If a business needs to change employee terms but can’t reach agreement, the employer can give notice. This ends their employment on the old terms (fire). The employer can then immediately offer re-engagement on the new terms (rehire). The employee can choose to accept the offer, in which case their employment continues on the new terms. Or they can reject the re-engagement offer, in which case they are dismissed and their employment ends.

Current legal position

Fire and rehire involves a dismissal and this brings unfair dismissal into play. To fairly dismiss an eligible employee (with over two years’ service), an employer needs a ‘potentially fair reason’ as set out in the Employment Rights Act 1996. In ‘fire and rehire’ cases, the potentially fair reason relied on for the ‘firing’ is ‘some other substantial reason’ (SOSR).

An employer can currently justify changing contract terms by showing a good business reason (Hollister v National Farmers Union). They must also show they reasonably consulted with the employee and made the change fairly. If they do, such a dismissal can be fair for SOSR.

So, in a strict legal sense, ‘fire and rehire’ is an option open to employers.
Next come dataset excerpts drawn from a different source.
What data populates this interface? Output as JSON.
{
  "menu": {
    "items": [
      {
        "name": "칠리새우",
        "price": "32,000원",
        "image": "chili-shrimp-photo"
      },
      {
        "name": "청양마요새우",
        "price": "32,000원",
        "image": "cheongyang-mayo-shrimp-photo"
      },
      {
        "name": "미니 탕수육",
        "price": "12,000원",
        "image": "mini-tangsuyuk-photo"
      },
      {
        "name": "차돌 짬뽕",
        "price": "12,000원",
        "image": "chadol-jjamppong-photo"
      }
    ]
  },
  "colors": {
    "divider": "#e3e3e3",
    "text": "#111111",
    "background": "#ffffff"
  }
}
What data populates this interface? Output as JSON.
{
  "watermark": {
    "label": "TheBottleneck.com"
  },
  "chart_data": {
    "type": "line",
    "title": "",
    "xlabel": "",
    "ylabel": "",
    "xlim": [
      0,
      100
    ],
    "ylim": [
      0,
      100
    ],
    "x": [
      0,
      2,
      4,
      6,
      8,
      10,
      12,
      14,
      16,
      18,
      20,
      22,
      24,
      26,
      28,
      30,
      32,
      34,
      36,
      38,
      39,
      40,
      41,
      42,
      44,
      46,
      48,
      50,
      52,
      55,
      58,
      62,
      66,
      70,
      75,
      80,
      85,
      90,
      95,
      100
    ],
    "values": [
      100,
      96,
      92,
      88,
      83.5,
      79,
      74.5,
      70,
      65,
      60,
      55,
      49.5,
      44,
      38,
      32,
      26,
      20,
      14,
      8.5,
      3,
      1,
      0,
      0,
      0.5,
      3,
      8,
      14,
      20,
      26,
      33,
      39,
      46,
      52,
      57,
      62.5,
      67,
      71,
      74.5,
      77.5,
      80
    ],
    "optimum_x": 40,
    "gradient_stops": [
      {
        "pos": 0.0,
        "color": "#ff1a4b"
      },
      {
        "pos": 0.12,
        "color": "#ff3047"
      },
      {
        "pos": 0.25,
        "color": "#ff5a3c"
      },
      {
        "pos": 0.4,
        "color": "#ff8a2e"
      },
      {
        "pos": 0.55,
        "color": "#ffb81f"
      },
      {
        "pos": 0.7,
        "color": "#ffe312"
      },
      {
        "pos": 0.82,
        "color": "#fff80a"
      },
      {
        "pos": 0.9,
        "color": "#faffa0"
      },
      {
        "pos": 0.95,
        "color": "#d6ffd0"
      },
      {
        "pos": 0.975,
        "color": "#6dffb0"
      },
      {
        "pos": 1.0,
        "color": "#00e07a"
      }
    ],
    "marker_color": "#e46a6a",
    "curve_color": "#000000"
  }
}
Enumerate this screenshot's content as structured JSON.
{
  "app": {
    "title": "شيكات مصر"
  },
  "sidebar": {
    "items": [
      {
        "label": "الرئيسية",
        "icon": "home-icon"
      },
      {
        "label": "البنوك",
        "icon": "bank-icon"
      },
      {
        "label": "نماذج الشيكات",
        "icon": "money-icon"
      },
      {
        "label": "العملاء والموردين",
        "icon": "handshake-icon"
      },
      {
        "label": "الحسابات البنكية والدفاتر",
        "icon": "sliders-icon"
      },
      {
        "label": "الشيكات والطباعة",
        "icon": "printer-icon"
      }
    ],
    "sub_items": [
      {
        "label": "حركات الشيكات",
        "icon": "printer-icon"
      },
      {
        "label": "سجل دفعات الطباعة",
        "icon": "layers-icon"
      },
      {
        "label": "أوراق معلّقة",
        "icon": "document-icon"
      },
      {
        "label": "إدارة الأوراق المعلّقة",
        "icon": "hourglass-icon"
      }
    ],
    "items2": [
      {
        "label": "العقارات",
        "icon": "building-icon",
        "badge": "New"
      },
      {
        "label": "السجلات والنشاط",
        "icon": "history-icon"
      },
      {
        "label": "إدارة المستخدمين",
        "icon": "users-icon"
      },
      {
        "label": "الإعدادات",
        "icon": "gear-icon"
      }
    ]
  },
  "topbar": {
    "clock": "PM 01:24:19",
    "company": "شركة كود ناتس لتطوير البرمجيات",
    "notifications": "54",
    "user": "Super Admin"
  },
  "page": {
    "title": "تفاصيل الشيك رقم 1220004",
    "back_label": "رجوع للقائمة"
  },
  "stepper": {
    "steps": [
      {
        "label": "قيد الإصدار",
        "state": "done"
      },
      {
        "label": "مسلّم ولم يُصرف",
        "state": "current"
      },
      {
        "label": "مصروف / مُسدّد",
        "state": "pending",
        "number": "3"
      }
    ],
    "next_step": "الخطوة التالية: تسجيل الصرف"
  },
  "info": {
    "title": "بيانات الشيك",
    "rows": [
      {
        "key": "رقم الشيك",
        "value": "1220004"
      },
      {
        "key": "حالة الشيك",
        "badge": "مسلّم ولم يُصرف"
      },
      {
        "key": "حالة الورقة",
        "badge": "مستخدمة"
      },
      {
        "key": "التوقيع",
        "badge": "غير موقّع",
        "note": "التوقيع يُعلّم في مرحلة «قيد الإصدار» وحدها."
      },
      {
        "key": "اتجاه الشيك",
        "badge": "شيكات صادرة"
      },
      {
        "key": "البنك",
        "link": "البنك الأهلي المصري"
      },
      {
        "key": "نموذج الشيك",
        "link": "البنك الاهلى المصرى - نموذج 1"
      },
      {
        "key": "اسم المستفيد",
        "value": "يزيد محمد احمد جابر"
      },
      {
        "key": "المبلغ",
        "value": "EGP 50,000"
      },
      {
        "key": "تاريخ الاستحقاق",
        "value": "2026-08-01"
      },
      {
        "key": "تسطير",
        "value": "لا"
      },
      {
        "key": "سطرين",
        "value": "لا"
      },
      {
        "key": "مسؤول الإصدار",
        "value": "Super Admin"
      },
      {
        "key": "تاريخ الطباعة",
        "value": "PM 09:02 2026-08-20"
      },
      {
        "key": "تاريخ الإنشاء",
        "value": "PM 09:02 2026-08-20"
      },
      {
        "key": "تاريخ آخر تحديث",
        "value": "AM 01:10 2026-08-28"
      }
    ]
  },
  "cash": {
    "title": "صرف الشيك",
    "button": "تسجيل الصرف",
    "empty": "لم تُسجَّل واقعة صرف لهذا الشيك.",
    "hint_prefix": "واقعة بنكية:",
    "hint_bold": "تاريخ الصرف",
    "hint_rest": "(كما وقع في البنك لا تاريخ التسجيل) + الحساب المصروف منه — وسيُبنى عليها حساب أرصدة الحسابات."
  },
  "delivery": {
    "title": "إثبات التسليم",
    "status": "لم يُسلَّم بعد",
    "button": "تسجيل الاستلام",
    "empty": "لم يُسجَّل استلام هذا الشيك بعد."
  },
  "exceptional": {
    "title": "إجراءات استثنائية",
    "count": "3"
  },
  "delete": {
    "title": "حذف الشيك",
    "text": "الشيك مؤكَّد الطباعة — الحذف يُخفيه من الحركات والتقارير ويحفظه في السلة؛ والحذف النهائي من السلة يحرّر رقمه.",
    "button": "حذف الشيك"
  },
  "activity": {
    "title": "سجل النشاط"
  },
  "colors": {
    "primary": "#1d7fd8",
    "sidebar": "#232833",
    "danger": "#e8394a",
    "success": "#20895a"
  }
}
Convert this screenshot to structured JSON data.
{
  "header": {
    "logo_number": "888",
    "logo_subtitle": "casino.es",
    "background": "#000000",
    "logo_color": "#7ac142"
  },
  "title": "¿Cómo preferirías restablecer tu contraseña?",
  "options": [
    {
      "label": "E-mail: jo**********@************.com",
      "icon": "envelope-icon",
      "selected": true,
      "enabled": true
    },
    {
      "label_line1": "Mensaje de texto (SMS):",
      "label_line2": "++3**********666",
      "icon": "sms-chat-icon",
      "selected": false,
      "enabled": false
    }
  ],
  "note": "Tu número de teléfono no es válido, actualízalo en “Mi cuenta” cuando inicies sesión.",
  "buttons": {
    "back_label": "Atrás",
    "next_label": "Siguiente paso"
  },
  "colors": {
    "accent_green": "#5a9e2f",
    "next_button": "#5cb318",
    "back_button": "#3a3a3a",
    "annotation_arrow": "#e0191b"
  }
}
However, it also carries risks — including claims and wider commercial harm — if not managed correctly.

Changes in the Employment Rights Bill

The new Bill is a significant departure from the current approach. Once enacted, it will be automatically unfair to dismiss an employee for refusing to accept a change in their terms of employment or to replace them with another employee under varied terms to carry out substantially the same role. There is a narrow exception for businesses in financial distress, specifically when insolvency is imminent and no reasonable alternative exists.

This effectively removes fire and rehire as a tool for employers to enforce contract changes, except in cases of extreme financial difficulty. The narrow scope of the financial distress exception means most businesses won’t be able to use this practice once the Bill becomes law.

Preparing for the new law

The Bill is not expected to come into effect until at least 2026, so for the time being, fire and rehire remains a legal option, provided it’s handled appropriately. Employers need to continue following best practices, including establishing a sound business reason for any changes and consulting with employees. The statutory Code of Practice on dismissal and re-engagement should also be followed.

For businesses anticipating future changes to employment terms, this transitional period offers an opportunity to address problematic contract terms. Employers should act now if they need to renegotiate existing contracts.

Key additional actions for employers

To prepare for the changes, employers should:

  1. Review Employment Contracts: Ensure contracts contain a clear variations clause that allows for changes in terms without needing employee consent. While variation clauses can reduce reliance on fire and rehire, they must be used reasonably to avoid claims of constructive dismissal.
  2. Audit Current Contracts: Conduct an audit of existing employment contracts to ensure they align with the business’s long-term needs. Any undesirable terms should be addressed now while fire and rehire remains legally viable.
  3. Focus on Employee Buy-In: Once the new rules come into effect, employers will need to rely more on securing employee agreement for any changes. Offering incentives or benefits to encourage employees to accept new terms will become crucial, as dismissals for refusal will no longer be an option.
  4. Avoid Short-Term Fixes: Going forward, employers may need to exercise patience with legacy terms, allowing outdated contract provisions to phase out naturally through employee attrition or retirement.

Summary

The Bill’s proposals for fire and rehire, in their current form, are significant. They effectively ban dismissal and re-engagement as a ‘fair’ route to changing contractual terms and conditions unless the business is in distress.

But, significant as this might be, nothing is changing for the next year or so. There is also still the possibility that the Bill’s proposals will, themselves, be altered as it makes its way through Parliament.